Juan Villacampa

Personal information
- Full name: Juan Villacampa Presegué
- Birth name: Joan Villacampa i Presegué
- Date of birth: 13 December 1907
- Place of birth: Barcelona, Spain
- Date of death: 15 February 1979 (aged 71)
- Place of death: Spain
- Position: Defender

Senior career*
- Years: Team / Apps / (Gls)
- 1929–1933: UE Sants
- 1933–1935: Barcelona
- 1935–1939: UE Sants
- 1939–1940: Gimnástico

International career
- 1934–1935: Catalonia / 2 / (0)

= Juan Villacampa =

Spanish footballer (1907–1979)

Juan Villacampa Presegué (13 December 1907 – 15 February 1979) was a Spanish footballer who played as a defender for UE Sants and Barcelona in the 1930s.

==Club career==
Born on 13 December 1907 in the Catalonian town of Barcelona, Villacampa began his football career at his hometown club UE Sants in 1929, aged 22, with whom he played two seasons in the Tercera División (1929–30 and in 1932–33), both of which ended in relegation. In July 1933, he played two matches against the Catalan national team, first for a mixed team called Equip Blanc at the Sarrià Stadium on 16 July, in a tribute match to former Espanyol player José Cabo, which ended in a 3–2 loss; and the second for his club Sants at Camp Galileu on 30 July, in another tribute match, this time to Sants' player Frederic Soligó, coming off the bench to replace Soligó himself and playing alongside Ramón Escolà and the Torredeflot brothers (Josep and Domingo); Sants won 2–1.

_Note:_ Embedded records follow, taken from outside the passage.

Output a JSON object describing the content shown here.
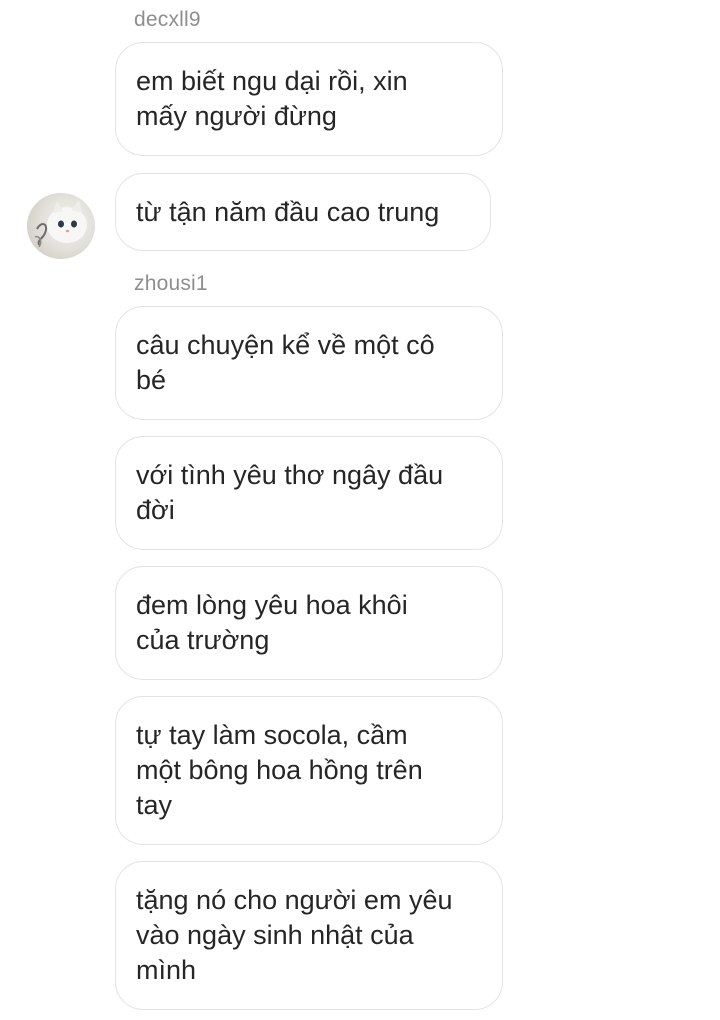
{
  "conversation": {
    "groups": [
      {
        "sender": "decxll9",
        "messages": [
          "em biết ngu dại rồi, xin\nmấy người đừng",
          "từ tận năm đầu cao trung"
        ]
      },
      {
        "sender": "zhousi1",
        "messages": [
          "câu chuyện kể về một cô\nbé",
          "với tình yêu thơ ngây đầu\nđời",
          "đem lòng yêu hoa khôi\ncủa trường",
          "tự tay làm socola, cầm\nmột bông hoa hồng trên\ntay",
          "tặng nó cho người em yêu\nvào ngày sinh nhật của\nmình"
        ]
      }
    ]
  }
}
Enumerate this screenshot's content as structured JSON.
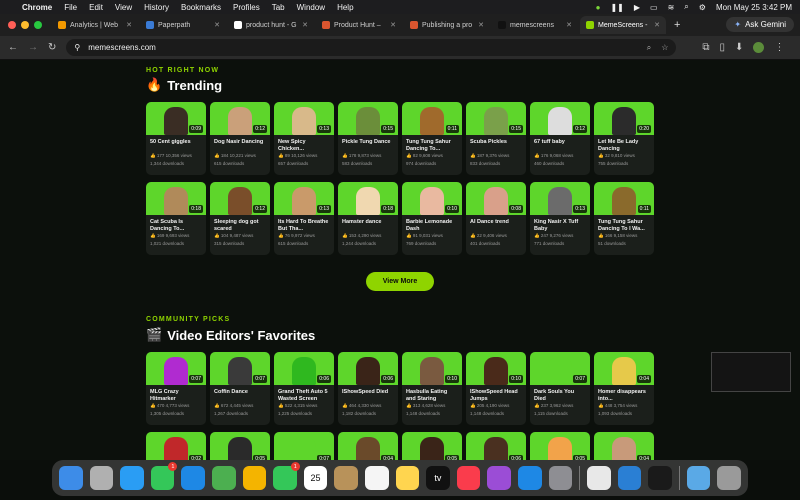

A few weeks later, Villacampa was signed by Barça, making his debut with the first team on 8 December 1933, in a friendly match against a combined XI of Chile and Peru, helping his side to a 4–1 win. The following month, on 7 January 1934, he made his competitive debut for Barça in a La Liga fixture against Real Oviedo, helping his side keep a clean sheet in a 2–0 victory. In total, he played 30 matches for Barça, of which 9 were official, all in the league.

After leaving Barça in 1935, Villacampa returned to Sants, where he played for a further four years, until 1939, when he joined Gimnástico, where he spent the 1939–40 season.

===International career===
Like so many other players from Sants and Barça, Villacampa was eligible to play for the Catalan national team, making his debut on 15 August 1934, in a tribute match to Sants player Josep Calvet against his former club Sants, helping his side to a 3–0 win. A few months later, on 1 January 1935, he earned his second and last cap for Catalonia in yet another tribute at the Sarrià, this time to Josep Pausàs, and against Espanyol; it ended in a 3–3 draw.

==Death==
Villacampa died on 15 February 1979, at the age of 71.